LOS ANGELES, CA (Catholic Online) - As published in the Journal of Clinical Oncology, the study has been found to have been "reassuring" because some doctors have wondered if the powerful drugs and radiation, in particular radiation directed near the ovaries or testicles might have long-term effects on the DNA of egg and sperm cells.

There's existing evidence cancer treatments can affect a growing girl's uterus in ways that can cause other pregnancy problems.

"A lot of children are rendered infertile from strong treatments. We know now that depending on the types of treatment they received, they have higher rates of miscarriage (and) higher rates of low birth weight," study author Lisa Signorello, from the International Epidemiology Institute in Rockville, Maryland says.

"As a cancer survivor, the worries extend to the health of your children in many ways."

Researchers followed close to 2,800 childhood cancer survivors in the United States and Canada, giving them regular surveys into adulthood which included questions about pregnancies and births.

Researchers recorded all instances of birth defects in the next generation, and contrasted the chance of having a baby with a birth defect to the dose or radiation or chemotherapy drugs that the cancer survivors had received.

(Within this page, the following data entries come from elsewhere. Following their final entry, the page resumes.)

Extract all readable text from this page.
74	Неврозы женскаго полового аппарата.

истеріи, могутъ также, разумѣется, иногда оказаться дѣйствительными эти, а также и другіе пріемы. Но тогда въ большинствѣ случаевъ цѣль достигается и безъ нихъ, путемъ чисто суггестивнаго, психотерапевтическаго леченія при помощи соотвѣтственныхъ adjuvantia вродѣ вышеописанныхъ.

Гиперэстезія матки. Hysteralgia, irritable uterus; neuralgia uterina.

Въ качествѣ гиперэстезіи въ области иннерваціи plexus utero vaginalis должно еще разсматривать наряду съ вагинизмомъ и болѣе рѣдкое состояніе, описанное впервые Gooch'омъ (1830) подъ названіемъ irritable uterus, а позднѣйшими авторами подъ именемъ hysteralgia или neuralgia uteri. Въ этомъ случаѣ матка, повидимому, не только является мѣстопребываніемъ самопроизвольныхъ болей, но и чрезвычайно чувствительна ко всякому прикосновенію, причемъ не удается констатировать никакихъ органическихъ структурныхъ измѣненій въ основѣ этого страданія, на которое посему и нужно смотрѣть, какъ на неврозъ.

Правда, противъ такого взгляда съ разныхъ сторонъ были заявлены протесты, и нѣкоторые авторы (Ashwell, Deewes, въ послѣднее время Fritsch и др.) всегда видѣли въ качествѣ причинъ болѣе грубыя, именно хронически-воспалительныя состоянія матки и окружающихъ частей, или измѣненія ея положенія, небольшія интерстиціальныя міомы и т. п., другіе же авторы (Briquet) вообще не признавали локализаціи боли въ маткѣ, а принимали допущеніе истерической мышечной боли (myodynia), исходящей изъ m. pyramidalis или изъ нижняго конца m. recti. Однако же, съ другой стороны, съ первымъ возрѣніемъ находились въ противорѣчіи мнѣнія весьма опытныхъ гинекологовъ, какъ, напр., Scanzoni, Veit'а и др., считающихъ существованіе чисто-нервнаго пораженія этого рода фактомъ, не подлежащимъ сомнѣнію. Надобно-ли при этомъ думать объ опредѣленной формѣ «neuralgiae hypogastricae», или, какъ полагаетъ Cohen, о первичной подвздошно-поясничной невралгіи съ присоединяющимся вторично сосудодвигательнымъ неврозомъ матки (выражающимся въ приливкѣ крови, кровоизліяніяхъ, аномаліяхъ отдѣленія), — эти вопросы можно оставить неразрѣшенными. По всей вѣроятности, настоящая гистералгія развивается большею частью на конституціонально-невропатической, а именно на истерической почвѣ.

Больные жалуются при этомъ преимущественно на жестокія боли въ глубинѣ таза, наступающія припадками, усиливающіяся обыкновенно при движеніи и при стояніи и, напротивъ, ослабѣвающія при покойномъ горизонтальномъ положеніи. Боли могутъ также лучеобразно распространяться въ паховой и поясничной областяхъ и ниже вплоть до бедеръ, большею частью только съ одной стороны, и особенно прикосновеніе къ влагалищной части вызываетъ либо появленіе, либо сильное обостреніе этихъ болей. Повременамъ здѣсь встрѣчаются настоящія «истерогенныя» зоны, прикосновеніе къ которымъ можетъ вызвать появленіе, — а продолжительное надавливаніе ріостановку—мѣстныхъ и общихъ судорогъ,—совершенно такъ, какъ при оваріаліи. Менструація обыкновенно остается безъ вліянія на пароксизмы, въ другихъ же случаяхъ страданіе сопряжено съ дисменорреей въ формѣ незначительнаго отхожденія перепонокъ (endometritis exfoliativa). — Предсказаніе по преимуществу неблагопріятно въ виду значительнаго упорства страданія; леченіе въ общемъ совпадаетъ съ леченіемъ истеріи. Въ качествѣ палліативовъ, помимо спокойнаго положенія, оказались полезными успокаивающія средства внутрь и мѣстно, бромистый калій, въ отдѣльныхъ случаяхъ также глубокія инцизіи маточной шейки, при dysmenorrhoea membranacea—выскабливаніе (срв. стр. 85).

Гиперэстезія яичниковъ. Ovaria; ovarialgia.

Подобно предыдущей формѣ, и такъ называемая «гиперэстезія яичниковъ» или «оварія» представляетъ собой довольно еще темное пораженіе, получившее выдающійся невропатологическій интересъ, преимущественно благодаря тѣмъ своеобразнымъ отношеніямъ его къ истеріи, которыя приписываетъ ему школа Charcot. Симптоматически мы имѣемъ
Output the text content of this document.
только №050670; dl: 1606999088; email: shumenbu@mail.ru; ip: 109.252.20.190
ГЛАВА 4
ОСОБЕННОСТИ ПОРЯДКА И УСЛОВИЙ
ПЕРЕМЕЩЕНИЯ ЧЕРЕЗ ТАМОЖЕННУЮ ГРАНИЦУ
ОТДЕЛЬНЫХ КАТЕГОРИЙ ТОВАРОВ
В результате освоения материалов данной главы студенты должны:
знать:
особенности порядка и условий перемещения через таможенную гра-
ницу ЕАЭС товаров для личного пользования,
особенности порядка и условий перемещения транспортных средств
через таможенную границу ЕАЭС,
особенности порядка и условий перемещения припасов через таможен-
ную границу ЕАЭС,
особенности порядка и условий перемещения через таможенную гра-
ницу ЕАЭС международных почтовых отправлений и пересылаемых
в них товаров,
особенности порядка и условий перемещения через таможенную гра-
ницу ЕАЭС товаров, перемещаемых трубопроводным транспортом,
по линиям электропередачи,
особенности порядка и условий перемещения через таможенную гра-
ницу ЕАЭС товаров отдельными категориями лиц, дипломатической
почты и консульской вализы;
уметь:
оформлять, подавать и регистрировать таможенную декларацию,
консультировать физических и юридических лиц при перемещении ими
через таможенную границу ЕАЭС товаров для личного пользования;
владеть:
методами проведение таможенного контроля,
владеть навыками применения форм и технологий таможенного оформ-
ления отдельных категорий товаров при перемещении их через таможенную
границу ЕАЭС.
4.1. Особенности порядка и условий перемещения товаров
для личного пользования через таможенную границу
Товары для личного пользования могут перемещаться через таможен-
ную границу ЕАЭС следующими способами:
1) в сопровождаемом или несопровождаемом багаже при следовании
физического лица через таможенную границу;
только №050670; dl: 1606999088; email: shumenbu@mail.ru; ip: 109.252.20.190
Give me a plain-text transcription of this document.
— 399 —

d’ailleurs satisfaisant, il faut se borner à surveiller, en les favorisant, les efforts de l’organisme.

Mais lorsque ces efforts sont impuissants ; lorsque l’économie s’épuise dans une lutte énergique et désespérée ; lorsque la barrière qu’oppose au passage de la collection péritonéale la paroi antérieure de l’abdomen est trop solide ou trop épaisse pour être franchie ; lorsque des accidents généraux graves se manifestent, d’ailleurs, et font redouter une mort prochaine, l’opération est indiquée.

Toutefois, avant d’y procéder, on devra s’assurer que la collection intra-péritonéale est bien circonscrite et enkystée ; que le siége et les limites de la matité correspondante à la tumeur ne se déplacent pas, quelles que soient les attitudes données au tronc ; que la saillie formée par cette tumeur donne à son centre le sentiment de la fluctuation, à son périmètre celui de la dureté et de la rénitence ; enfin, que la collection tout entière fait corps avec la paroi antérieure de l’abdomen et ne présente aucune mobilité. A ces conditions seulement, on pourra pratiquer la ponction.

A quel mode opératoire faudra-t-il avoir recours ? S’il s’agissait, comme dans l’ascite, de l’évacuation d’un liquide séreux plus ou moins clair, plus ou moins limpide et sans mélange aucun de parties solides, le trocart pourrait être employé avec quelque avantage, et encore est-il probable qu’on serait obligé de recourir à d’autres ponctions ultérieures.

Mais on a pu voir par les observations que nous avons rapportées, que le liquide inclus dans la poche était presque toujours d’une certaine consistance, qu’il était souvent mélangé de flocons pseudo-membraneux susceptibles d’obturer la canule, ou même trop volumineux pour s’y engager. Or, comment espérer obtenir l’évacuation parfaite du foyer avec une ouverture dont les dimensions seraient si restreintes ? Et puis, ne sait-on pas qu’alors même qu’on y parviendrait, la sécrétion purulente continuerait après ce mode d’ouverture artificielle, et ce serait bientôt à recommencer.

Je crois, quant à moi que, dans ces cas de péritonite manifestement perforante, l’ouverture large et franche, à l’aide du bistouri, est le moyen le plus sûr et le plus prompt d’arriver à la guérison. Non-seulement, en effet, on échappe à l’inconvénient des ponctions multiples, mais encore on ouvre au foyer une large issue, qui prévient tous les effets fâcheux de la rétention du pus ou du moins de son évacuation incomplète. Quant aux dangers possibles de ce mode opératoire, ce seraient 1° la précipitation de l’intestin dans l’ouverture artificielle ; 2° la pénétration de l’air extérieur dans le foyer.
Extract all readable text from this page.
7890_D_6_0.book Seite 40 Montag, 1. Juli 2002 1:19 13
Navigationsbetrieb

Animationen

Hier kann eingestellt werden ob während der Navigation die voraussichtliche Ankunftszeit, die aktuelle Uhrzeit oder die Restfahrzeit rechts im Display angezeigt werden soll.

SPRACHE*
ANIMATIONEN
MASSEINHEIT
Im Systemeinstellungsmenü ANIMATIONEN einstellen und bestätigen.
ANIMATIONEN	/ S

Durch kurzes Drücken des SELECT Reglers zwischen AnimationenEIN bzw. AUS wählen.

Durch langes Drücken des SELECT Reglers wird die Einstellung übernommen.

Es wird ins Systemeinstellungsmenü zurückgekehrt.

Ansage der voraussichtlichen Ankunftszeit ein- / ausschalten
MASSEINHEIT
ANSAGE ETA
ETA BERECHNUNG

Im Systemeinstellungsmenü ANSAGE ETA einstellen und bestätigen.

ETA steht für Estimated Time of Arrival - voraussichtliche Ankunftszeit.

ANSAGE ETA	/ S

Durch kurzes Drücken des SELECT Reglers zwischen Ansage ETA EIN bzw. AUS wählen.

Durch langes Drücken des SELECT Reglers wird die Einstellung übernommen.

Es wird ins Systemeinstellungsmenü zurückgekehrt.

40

Out of 4,700 babies born to survivors at least five years after they finished treatment, 129, or just under 3 percent had at least one birth defect, including cleft lip and palate, Down syndrome and heart and blood vessel defects.

With the children of women who had survived childhood cancer, those rates were 3 percent after chemo and radiation compared to 3.5 percent when mothers hadn't had those treatments. They were 1.9 percent and 1.7 percent, respectively, in babies born to fathers who'd had cancer.

Drug dosage did not appear to have an impact. Higher doses of chemotherapy drugs or radiation to areas around the testicles and ovaries, such as for treatment of kidney cancer, weren't linked to a greater chance of birth defects than low doses.

About 3 percent of U.S. babies have a birth defect, Signorello and her colleagues wrote. Their study didn't include birth defects that were definitively linked to family history.

"These kinds of studies are very important in terms of counseling for children who have cancer and go through these treatments," Anna Chiarelli, a senior scientist at Cancer Care Ontario in Toronto says. Chiarelli has studied pregnancy outcomes after childhood cancer treatment.

"There has always been that concern, what effect it will have, because of course the child is in a developing stage."